The times I’d passed her since—she, on the way to a trial or hearing—she’d been dressed in those suits that were just a bit better than normal Berkeley garb (much as was Michael’s attire). She looked as if she’d taken time from more lucrative work to deal with this case, because, her whole demeanor said, this particular offense was so egregious. I remember one of those times thinking that she could have been pretty—and maybe she was when her eyes and mouth weren’t tense with indignation—but she had chosen to override any decorativeness that would have undermined the seriousness of her commitment. Her eyes were a dark no-nonsense blue. And her thick brown hair had one streak of gray, a touch of legitimacy, even back then, nearly ten years ago. But it also shone in the light like a child’s hair. I was looking at her hair just before she “got” me in the hearing, absently wondering if it was possible for thick brown hair to have such a shine naturally, or if Madeleine Riordan’s hair revealed a soupçon of vanity, if there was more beneath her stiff demeanor than I had assumed.
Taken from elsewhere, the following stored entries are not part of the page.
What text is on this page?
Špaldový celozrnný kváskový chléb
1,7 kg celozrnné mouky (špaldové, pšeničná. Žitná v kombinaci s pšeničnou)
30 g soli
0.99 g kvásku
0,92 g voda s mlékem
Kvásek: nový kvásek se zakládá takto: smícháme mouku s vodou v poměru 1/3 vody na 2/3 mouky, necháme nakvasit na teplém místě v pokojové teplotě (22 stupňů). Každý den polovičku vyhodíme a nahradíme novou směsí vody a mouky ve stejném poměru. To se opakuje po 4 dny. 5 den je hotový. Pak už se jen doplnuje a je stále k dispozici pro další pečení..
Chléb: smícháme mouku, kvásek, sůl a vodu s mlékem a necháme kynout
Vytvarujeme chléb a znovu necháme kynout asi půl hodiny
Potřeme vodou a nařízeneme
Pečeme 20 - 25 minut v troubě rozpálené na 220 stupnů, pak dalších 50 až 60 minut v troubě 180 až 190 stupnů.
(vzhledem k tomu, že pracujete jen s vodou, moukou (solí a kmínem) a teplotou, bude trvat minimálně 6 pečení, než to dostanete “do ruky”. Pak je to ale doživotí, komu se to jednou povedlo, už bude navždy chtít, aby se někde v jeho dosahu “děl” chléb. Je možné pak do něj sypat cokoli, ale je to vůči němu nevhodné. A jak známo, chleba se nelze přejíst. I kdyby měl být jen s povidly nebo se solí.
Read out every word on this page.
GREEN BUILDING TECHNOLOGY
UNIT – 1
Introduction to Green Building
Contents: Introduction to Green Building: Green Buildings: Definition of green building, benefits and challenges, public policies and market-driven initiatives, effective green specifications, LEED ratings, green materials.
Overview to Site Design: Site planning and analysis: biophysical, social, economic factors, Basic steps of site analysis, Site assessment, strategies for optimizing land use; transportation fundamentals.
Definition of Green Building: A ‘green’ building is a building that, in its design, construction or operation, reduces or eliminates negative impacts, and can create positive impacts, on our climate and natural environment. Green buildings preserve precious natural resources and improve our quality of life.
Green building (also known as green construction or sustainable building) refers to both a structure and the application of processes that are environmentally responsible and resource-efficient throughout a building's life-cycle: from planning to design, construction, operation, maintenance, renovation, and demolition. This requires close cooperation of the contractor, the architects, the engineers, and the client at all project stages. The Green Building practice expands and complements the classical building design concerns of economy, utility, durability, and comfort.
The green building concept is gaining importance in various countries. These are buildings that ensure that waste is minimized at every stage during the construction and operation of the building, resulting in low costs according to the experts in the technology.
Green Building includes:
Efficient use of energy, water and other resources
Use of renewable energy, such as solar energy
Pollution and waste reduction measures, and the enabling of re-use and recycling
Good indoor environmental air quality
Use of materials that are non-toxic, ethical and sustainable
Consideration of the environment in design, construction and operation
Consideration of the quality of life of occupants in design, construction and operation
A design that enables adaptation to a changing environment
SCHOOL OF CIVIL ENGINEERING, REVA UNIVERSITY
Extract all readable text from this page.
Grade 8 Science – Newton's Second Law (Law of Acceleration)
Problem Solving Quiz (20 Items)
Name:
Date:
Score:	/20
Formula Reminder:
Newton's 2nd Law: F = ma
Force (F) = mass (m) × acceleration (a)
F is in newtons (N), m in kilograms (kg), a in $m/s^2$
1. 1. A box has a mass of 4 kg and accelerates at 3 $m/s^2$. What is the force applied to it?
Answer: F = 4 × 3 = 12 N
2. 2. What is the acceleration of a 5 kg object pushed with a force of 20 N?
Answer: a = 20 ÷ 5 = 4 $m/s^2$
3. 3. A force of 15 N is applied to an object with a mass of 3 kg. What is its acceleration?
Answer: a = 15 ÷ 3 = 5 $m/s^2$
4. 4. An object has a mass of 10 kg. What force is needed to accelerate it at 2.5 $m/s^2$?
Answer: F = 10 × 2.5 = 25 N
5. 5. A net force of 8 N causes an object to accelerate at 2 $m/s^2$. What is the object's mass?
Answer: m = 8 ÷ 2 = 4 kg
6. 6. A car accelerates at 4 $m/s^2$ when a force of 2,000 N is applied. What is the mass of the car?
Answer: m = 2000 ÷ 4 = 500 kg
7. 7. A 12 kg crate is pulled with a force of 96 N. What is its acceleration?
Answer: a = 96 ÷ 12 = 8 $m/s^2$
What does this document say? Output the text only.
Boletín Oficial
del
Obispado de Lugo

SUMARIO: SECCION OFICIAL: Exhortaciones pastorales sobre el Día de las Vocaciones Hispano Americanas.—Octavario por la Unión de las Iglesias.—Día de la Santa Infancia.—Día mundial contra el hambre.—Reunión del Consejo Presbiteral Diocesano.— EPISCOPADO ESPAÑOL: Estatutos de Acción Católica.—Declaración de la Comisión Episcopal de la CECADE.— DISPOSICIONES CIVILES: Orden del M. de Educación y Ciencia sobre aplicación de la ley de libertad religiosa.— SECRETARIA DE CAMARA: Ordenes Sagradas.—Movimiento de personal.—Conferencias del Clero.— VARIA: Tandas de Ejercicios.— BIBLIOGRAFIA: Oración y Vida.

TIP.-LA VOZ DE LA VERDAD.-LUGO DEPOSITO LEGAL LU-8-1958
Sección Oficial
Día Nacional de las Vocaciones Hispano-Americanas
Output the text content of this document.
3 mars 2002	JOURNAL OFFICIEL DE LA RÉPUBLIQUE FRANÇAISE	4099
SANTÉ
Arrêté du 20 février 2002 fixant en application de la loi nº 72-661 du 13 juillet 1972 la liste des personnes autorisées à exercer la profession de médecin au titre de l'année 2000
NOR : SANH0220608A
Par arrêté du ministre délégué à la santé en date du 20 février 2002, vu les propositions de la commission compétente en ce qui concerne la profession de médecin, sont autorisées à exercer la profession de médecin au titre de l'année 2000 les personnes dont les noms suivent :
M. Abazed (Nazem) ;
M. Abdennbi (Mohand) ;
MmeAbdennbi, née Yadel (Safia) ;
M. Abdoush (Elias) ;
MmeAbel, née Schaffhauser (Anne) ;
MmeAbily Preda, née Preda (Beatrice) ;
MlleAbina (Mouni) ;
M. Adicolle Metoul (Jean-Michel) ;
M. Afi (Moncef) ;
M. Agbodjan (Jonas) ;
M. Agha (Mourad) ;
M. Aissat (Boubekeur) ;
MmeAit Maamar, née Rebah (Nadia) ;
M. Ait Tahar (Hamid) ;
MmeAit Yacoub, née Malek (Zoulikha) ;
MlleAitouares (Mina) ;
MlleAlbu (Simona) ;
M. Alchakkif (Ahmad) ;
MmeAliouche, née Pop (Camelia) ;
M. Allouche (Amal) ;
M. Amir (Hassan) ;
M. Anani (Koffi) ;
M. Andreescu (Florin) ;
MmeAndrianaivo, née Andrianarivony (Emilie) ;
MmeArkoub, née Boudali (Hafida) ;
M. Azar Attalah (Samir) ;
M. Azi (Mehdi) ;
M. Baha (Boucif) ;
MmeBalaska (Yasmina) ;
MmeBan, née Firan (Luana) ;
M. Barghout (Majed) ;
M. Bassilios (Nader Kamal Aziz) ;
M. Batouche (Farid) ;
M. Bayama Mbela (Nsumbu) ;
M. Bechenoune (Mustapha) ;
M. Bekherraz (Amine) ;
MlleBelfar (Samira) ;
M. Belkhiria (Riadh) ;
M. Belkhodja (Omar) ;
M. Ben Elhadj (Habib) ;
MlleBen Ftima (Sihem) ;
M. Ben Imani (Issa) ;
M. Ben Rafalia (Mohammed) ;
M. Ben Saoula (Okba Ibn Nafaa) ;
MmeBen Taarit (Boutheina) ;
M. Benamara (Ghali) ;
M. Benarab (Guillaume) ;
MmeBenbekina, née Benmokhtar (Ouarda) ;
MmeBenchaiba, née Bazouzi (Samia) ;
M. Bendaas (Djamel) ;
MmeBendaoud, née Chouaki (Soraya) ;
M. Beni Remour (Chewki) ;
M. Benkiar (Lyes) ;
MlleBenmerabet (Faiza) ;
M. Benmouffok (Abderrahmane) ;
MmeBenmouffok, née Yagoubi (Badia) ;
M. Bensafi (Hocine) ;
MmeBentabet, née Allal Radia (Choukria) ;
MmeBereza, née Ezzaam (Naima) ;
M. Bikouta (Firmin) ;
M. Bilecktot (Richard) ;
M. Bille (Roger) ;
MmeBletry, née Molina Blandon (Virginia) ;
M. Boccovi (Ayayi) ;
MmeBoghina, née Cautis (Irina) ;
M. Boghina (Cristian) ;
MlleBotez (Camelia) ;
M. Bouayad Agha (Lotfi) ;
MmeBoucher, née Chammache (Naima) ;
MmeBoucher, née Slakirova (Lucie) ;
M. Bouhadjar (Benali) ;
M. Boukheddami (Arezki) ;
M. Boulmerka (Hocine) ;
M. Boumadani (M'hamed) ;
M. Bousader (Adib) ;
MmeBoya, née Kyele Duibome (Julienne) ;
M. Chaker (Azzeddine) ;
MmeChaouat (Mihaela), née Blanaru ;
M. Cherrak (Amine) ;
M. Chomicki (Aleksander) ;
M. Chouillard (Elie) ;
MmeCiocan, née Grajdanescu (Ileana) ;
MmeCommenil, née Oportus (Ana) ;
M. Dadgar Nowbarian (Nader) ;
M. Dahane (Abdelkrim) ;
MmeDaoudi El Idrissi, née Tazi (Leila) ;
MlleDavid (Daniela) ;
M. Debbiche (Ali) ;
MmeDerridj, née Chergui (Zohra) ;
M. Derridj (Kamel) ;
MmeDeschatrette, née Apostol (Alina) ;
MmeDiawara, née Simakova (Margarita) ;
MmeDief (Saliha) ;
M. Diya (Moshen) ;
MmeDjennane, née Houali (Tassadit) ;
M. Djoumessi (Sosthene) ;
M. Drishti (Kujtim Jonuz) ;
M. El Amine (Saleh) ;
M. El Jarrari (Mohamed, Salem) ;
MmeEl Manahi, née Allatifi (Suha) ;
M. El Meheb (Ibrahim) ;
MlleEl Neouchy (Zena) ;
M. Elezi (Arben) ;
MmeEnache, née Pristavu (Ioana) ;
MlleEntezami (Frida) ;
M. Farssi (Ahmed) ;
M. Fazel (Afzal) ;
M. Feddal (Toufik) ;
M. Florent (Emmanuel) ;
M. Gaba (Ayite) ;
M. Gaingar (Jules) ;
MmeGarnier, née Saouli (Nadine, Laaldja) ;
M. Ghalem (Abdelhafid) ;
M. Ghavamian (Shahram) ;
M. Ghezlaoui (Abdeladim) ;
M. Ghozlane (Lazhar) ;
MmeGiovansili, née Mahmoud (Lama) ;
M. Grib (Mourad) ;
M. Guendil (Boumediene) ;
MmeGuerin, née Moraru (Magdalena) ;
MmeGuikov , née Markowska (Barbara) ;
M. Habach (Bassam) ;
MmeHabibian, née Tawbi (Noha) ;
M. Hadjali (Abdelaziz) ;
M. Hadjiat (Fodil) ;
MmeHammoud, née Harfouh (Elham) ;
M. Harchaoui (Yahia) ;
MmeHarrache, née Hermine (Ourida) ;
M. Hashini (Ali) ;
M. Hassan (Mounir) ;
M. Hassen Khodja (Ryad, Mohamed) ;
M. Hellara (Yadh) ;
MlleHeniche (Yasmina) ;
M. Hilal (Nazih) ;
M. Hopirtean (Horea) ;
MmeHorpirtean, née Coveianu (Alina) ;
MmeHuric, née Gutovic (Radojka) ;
Michael walked back out onto the companionway and knocked on Madeleine Riordan’s door.

“Send her in, Mike.”

Michael was halfway in the door when she said, “You don’t need to stay.” Her voice was softer than my remembered version, but the words were a dismissal nevertheless. He paused as if to say something, then took a quick step back. It took him only a moment to regain control of his face, but in that time it screamed how much he hated being dismissed.

I stepped inside and shut the door. The room was homey in an impersonal way: framed Sierra Club prints, overstuffed chair, lamp and table by the solid wall where no window looked toward the basement of the main house. TV, VCR at the foot of the bed. The piney smell of floor polish mixed with a musky odor of tracked dirt, and dog. I observed all the things professionally looking first this way then that. I was nearly beside her when I looked at Madeleine Riordan.

I didn’t gasp, but it took all my control not to.

She was gaunt, icy pale, and her hair was gone. Her face seemed tiny in the ashen expanse of her scalp. She wasn’t wearing an institutional nightgown with the opening in the back that leaves patients cold and exposed and reminds them they are at the mercy of whoever sneaks up behind. The one she had on must have been her own—a nightshirt with a
Far Side
cartoon. But somehow that shocked me more. I just caught myself before saying that it wouldn’t have occurred to me that she had a sense of humor.

I don’t know what I expected—I guess the woman with the shining brown hair in the better-than-Berkeley suit pointing to exhibit A, insisting on justice. Had I walked in and found her naked, I could have dealt with that. I shower in the Albany pool. I see naked bodies every morning. But to walk in and find her bald … I should have been prepared. But I wasn’t. Nothing makes a woman so naked as a dry, uncovered scalp. So utterly vulnerable.

Awkwardly I met her gaze. Madeleine Riordan was smiling, or, more accurately, silently laughing at my discomfort.
She
didn’t appear uncomfortable under her bald scalp.